The day after the graduation, pilot Beth took me for a flight-seeing ride north of Scottsdale. It’s always a treat to fly in a Cessna 172 with her.
- Three generations of Chapples and Dellbys, with editor Beth on the right.
- A very rarely blooming cactus greeted us at the Desert Botanical Garden.
- Late afternoon view of the Grand Canyon from near the Watchtower
- View from the Sedona Airport
Leaving the Phoenix area we spent a couple of hours at their Desert Botanical Garden, a beautiful place on a not-too-hot day in May.
Three nights on the South Rim of the Grand Canyon took me back there for the first time in 29 years. The last time I was there, I hiked to the bottom, stayed at Phantom Ranch, and back up the next day. Never again! Bruno took some nice shots, but I was disappointed by the amount of haze we had in all our views of the canyon, dulling the colors of the billion-year-old and more geological formations. It’s largely caused, as the rangers and others explain, by industrial pollution from as far away as China. The night we heard a ranger lecture about the geology was when the full moon was at its perigee, or closest point to the earth. No picture, but what a gorgeous sight!

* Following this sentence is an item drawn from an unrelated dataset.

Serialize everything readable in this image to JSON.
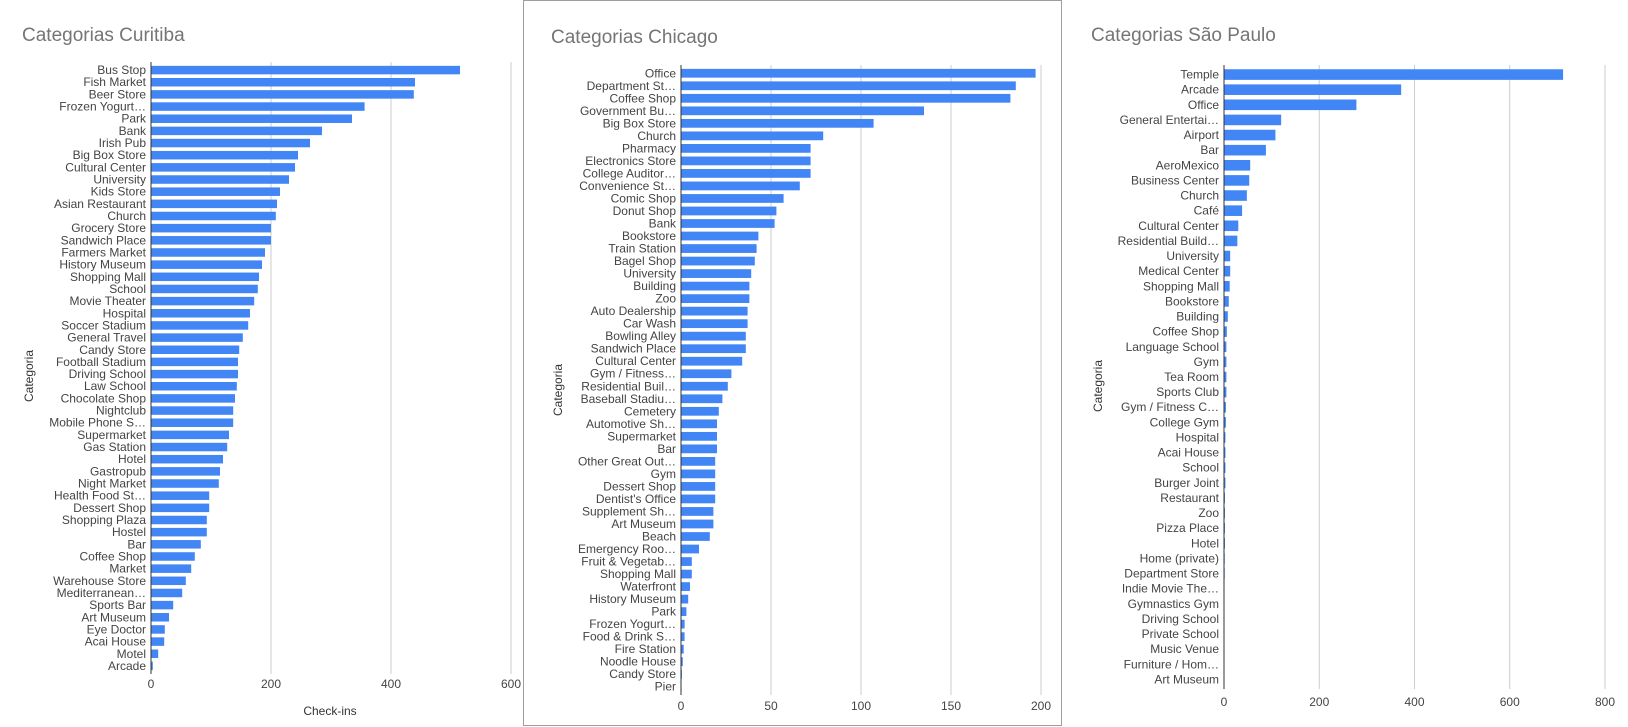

Onward to meet friends at the Museum of Northern Arizona, in the outskirts of Flagstaff—an excellent small museum about the geology, archeology, and art of the area. Then on to get a glimpse of Oak Creek Canyon and Sedona, where we took a Pink Jeep Tour to the Honanki ruins (12th-13th century cliff dwellings) and enjoyed staying in an outstanding B&B (the Creekside Inn), not to mention doing some great eating there and elsewhere on the trip!
All-in-all a fine respite from working on books about Yellowstone. More about those later.